Here's a common scene from my research in Tanzania: I sit on the floor of Suleiman Hemed’s sitting room where he lives in the Tanzanian islands of Zanzibar. We are eating Omani dates and sipping Omani style coffee; a poster of the Omani Sultan hangs on the wall behind my head. “Have you ever been to Oman?” I ask, but Suleiman says no, not yet. Suleiman is a member of a transnational community that has formed through generations of circular migration between the Zanzibar archipelago and Oman. Despite his own immobility, connections to Oman are important in Suleiman’s daily life. This apparent paradox was not unique in my research, but rather the norm among my interviews.

 

Scholarship on international migration has frequently seen transnationalism as relatively uniform and inevitable in that people within a transnational community necessarily think and behave transnationally, yet I have observed a more uneven reality—members of the same community and even the same family have different access to and interest in mobility, transnational exchanges, and cosmopolitan identities. 

Methodology

 I use oral history to construct biographical histories of non-elite actors. I demonstrate that these actors, though often immobile themselves, preserve transnational connections through the languages that they speak with their children, the foods they share with their neighbors, the clothes they wear, and the far-flung family members they keep in their address books.

 

I conducted 235 interviews in Swahili for this project. Additionally, I drew on archival research in Tanzania, Oman, and the UK. 

Masters Thesis

Conference Papers based on this research

“‘Upholding the Prestige of the Empire in Evening Dress’: Visual Culture of the White Female Body and Imperial Femininities among British Settlers in Interwar Kenya” at the Windy City Graduate Student History Conference, University of Illinois Chicago, November 2013

 

“Muscular Maternalism and the Memsahib in Colonial Kenya” at the MSU Africanist Graduate Student Research Conference, Michigan State University, October 2013

From Ruffles to Rifles: The Multifaceted Modern Woman as Imagined by British Settlers in Interwar Colonial Kenya

 

MA Thesis, 2013

My research has a longstanding emphasis on ways personal life and identities interact with societal power structures. 

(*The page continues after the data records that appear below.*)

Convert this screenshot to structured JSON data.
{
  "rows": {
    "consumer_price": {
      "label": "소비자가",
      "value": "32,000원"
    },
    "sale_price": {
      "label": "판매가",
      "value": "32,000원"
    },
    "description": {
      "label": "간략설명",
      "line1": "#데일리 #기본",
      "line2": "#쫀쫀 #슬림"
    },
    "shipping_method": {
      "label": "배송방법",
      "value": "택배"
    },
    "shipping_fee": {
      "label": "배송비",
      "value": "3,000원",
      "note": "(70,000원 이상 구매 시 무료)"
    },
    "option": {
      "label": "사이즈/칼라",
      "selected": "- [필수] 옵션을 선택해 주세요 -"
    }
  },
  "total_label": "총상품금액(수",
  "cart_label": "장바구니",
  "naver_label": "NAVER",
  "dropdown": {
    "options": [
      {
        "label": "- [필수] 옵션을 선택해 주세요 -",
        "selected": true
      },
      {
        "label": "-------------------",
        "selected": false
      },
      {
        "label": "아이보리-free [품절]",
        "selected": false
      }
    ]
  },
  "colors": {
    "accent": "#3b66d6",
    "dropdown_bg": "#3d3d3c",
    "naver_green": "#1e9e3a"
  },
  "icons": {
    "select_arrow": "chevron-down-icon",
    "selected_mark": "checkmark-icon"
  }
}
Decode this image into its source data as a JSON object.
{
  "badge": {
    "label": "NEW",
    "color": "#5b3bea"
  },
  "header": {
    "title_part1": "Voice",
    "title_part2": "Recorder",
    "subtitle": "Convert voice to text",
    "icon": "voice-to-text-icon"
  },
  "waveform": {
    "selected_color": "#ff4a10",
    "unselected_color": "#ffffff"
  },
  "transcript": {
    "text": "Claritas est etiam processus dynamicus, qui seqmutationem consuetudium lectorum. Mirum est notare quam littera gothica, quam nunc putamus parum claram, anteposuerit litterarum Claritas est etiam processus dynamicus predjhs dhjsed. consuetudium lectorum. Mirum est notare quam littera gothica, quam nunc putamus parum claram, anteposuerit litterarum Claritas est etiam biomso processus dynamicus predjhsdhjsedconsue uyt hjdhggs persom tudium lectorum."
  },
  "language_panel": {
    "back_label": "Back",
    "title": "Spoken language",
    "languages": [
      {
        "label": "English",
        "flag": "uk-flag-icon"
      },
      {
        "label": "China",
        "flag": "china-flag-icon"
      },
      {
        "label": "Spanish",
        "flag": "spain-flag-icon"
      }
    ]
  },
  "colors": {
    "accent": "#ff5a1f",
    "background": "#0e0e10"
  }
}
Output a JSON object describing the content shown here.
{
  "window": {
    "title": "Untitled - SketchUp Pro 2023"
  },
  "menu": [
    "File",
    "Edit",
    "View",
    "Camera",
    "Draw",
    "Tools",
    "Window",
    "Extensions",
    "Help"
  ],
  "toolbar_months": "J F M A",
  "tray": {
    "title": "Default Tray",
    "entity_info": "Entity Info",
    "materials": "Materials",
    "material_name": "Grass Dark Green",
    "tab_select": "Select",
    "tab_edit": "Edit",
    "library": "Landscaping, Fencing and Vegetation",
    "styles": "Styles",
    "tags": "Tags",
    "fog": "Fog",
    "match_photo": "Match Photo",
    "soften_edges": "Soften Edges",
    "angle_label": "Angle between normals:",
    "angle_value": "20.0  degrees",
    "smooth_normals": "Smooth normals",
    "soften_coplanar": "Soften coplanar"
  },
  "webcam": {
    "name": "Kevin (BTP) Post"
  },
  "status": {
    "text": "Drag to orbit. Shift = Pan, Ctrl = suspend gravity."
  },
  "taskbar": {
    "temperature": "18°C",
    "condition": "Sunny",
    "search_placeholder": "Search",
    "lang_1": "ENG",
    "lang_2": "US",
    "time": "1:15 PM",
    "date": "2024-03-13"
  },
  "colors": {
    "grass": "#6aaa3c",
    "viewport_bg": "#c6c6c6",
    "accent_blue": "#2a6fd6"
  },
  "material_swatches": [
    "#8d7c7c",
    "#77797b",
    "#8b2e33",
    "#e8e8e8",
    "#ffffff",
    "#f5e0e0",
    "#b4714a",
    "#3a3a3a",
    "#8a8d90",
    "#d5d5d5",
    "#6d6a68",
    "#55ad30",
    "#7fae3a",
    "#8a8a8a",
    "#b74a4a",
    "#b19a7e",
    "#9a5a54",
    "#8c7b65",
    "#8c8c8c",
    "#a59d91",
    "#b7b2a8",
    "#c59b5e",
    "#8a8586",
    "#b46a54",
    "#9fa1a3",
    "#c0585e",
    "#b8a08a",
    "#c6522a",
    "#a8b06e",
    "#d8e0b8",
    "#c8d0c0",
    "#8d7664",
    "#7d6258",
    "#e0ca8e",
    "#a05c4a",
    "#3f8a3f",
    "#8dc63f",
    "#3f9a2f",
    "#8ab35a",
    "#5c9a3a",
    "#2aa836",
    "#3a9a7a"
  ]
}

My MA Thesis research centered ideologies of womanhood in colonial Kenya. Specifically, I used memoirs, novels, newspapers, fashion spreads, and household guides to examine the discourses of femininity among British women living in interwar Kenya. Ultimately, I argued that the multifaceted femininities of British settlers in colonial Kenya worked to uphold the racial hierarchies of the empire.